NPR did include a brief paragraph in their report saying, “There is at least one case where U.S. officials, including Panetta, knew that a woman was present at a possible strike site, and the attack was ordered anyway.”
However, the organization failed to call the public’s attention to the large discrepancy between what Panetta told them and the truth, and instead focused on more entertaining aspects of Panetta’s career and life, such as his love for California.
Possible solutions
It’s no coincidence our founding fathers gave the press an almost unlimited freedom in the First Amendment to the U.S. Constitution, as the free flow of information is essential for the success of our democracy.

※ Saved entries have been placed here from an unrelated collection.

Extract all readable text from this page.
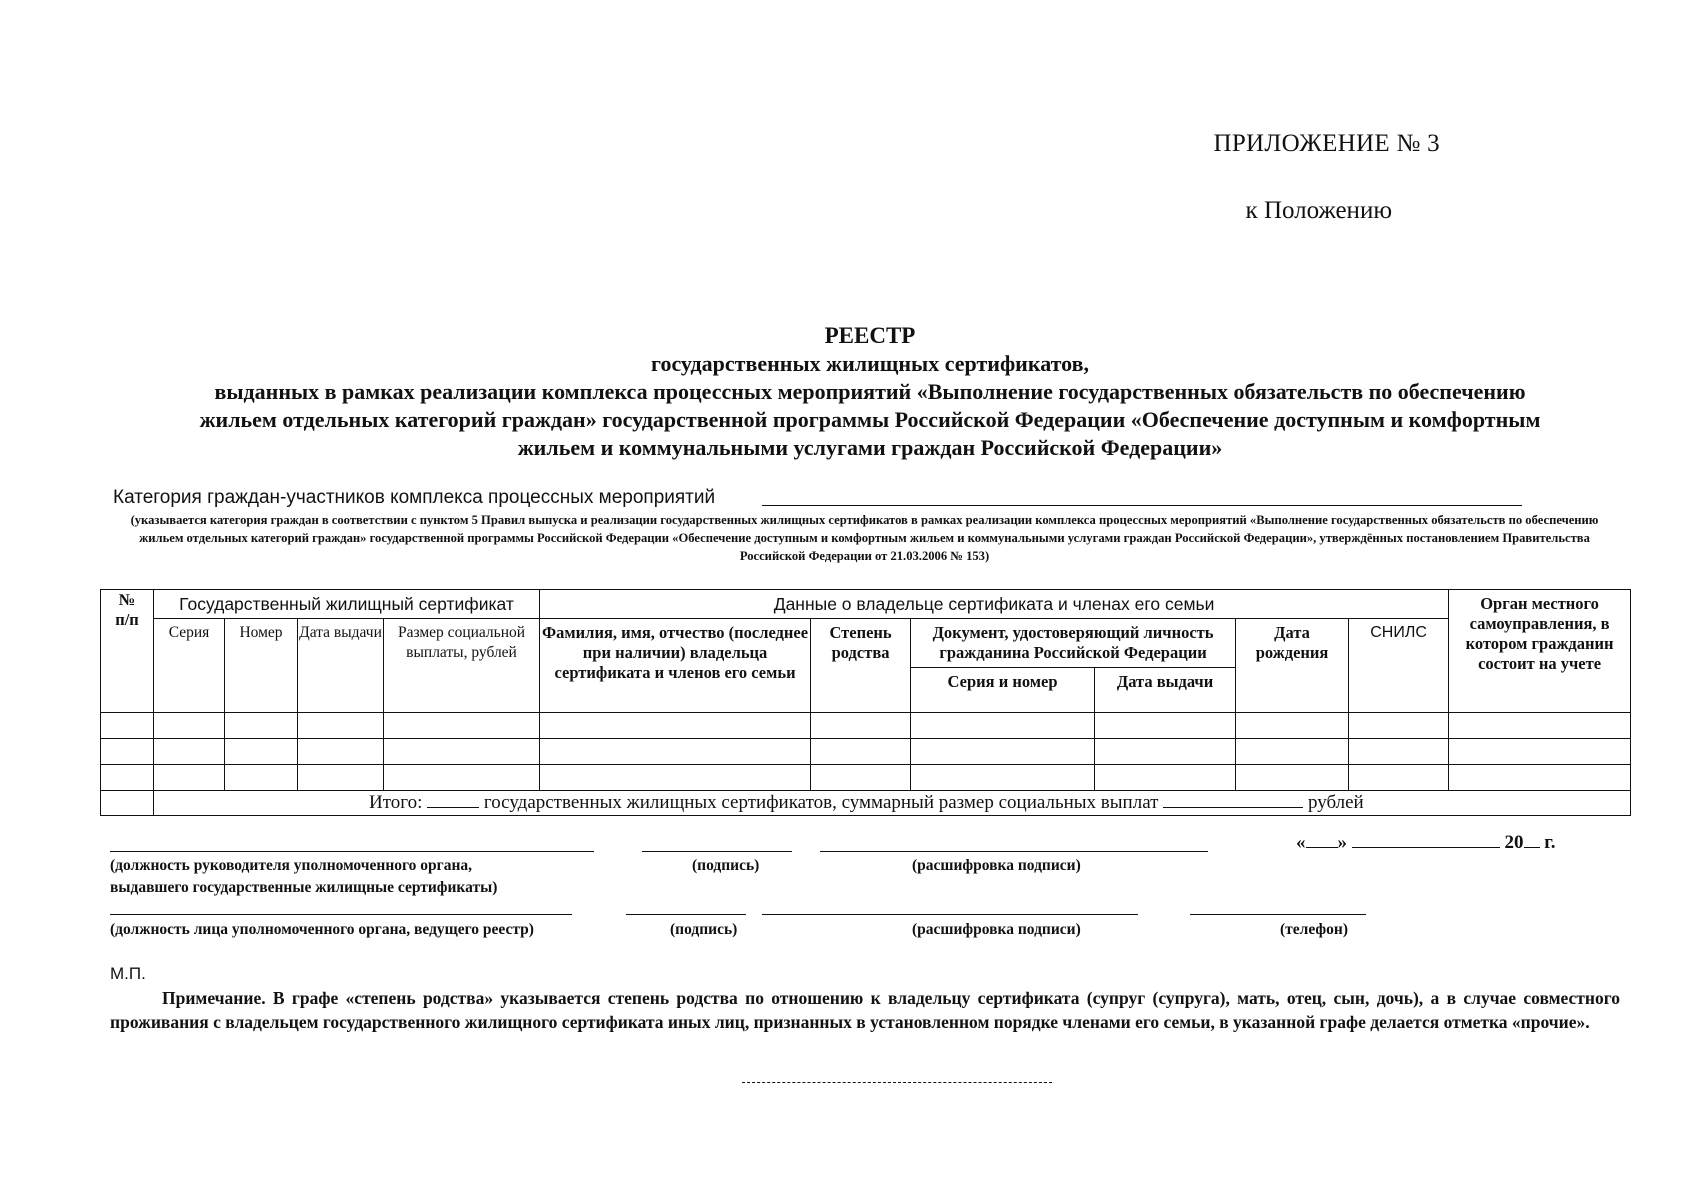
ПРИЛОЖЕНИЕ № 3
к Положению
РЕЕСТР
государственных жилищных сертификатов,
выданных в рамках реализации комплекса процессных мероприятий «Выполнение государственных обязательств по обеспечению
жильем отдельных категорий граждан» государственной программы Российской Федерации «Обеспечение доступным и комфортным
жильем и коммунальными услугами граждан Российской Федерации»
Категория граждан-участников комплекса процессных мероприятий
(указывается категория граждан в соответствии с пунктом 5 Правил выпуска и реализации государственных жилищных сертификатов в рамках реализации комплекса процессных мероприятий «Выполнение государственных обязательств по обеспечению жильем отдельных категорий граждан» государственной программы Российской Федерации «Обеспечение доступным и комфортным жильем и коммунальными услугами граждан Российской Федерации», утверждённых постановлением Правительства Российской Федерации от 21.03.2006 № 153)
№
п/п	Государственный жилищный сертификат				Данные о владельце сертификата и членах его семьи						Орган местного самоуправления, в котором гражданин состоит на учете
	Серия	Номер	Дата выдачи	Размер социальной выплаты, рублей	Фамилия, имя, отчество (последнее при наличии) владельца сертификата и членов его семьи	Степень родства	Документ, удостоверяющий личность гражданина Российской Федерации		Дата рождения	СНИЛС	
							Серия и номер	Дата выдачи			

	Итого: государственных жилищных сертификатов, суммарный размер социальных выплат рублей										
« »	20 г.
(должность руководителя уполномоченного органа,
выдавшего государственные жилищные сертификаты)
(подпись)	(расшифровка подписи)
(должность лица уполномоченного органа, ведущего реестр)	(подпись)	(расшифровка подписи)	(телефон)
М.П.
Примечание. В графе «степень родства» указывается степень родства по отношению к владельцу сертификата (супруг (супруга), мать, отец, сын, дочь), а в случае совместного проживания с владельцем государственного жилищного сертификата иных лиц, признанных в установленном порядке членами его семьи, в указанной графе делается отметка «прочие».
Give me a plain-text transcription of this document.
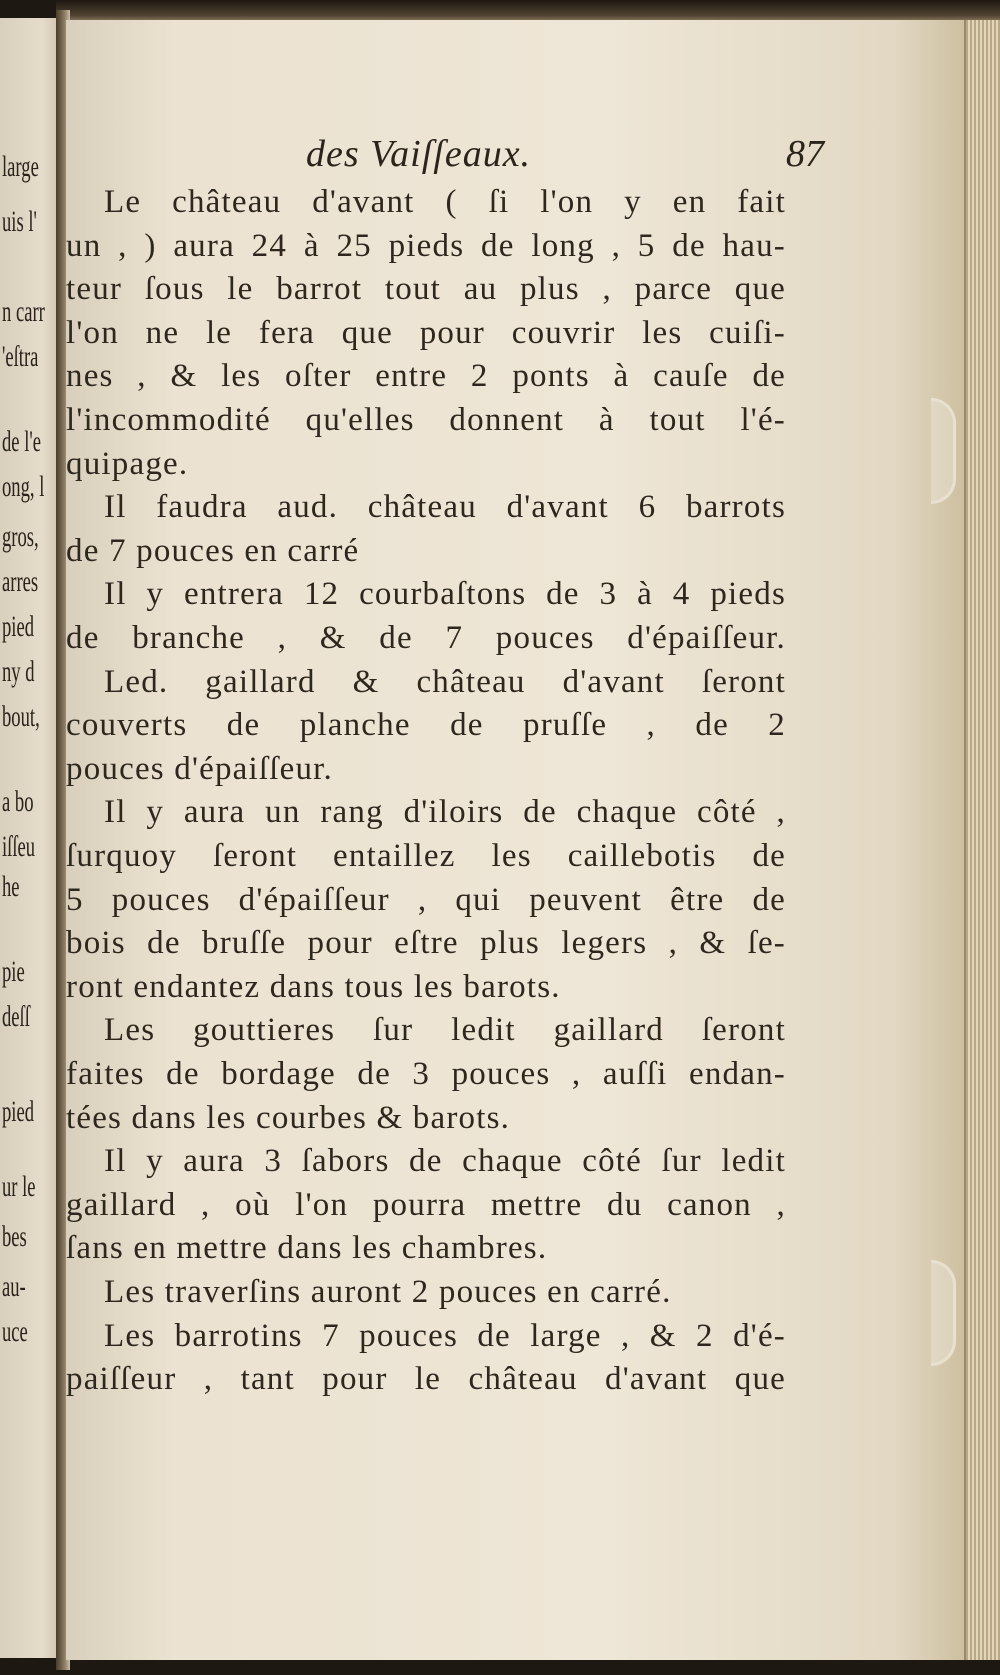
large
uis l'
n carr
'eſtra
de l'e
ong, l
gros,
arres
pied
ny d
bout,
a bo
iſſeu
he
pie
deſſ
pied
ur le
bes
au-
uce
des Vaiſſeaux.	87
Le château d'avant ( ſi l'on y en fait
un , ) aura 24 à 25 pieds de long , 5 de hau-
teur ſous le barrot tout au plus , parce que
l'on ne le fera que pour couvrir les cuiſi-
nes , & les oſter entre 2 ponts à cauſe de
l'incommodité qu'elles donnent à tout l'é-
quipage.
Il faudra aud. château d'avant 6 barrots
de 7 pouces en carré
Il y entrera 12 courbaſtons de 3 à 4 pieds
de branche , & de 7 pouces d'épaiſſeur.
Led. gaillard & château d'avant ſeront
couverts de planche de pruſſe , de 2
pouces d'épaiſſeur.
Il y aura un rang d'iloirs de chaque côté ,
ſurquoy ſeront entaillez les caillebotis de
5 pouces d'épaiſſeur , qui peuvent être de
bois de bruſſe pour eſtre plus legers , & ſe-
ront endantez dans tous les barots.
Les gouttieres ſur ledit gaillard ſeront
faites de bordage de 3 pouces , auſſi endan-
tées dans les courbes & barots.
Il y aura 3 ſabors de chaque côté ſur ledit
gaillard , où l'on pourra mettre du canon ,
ſans en mettre dans les chambres.
Les traverſins auront 2 pouces en carré.
Les barrotins 7 pouces de large , & 2 d'é-
paiſſeur , tant pour le château d'avant que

To this day, the press is still legally awarded the same freedom of generations past, but many mainstream media networks have forgotten their role is to not just inform the public, but to keep a check on Washington by asking the tough questions and relying on more than just official statements to craft a story.
How does the media keep from perpetuating this biased approach? “There are two ways,” says Rendall. “FAIR recommends both.”
The first is to reform how the media do their jobs. “Journalists need to take a chance and push against the confines and go against corporate bias where they work by doing a story about the poor that says the deficit is really not that important to economists.”
Rendall says he knows it will be hard, but said that generally 50 percent of journalists and editors report they have been asked to kill, change or write a positive story by an advertiser or a parent company. “We see this all the time in local coverage,” Rendall told said. “Local stations almost never do critical coverage of car dealerships because so much advertising comes in from car dealerships.”
The other approach is a structural approach. Rendall said FAIR believes it would be better if there was a lot more non-commercial media. “Corporate bias is larger than conservative bias,” Rendall says. “It would be much better if we had a lot more non-commercial, public-supported media or some other model like not for profit. Public supported media that could be more independent.”
And since producing news is fairly cheap, established organizations such as Nieman Journalism Lab, Gannett and Poynter, have reported that it wouldn’t be a bad thing if the New York Times, St. Louis Dispatch or Minneapolis Star Tribune were replaced with more independent media news sources.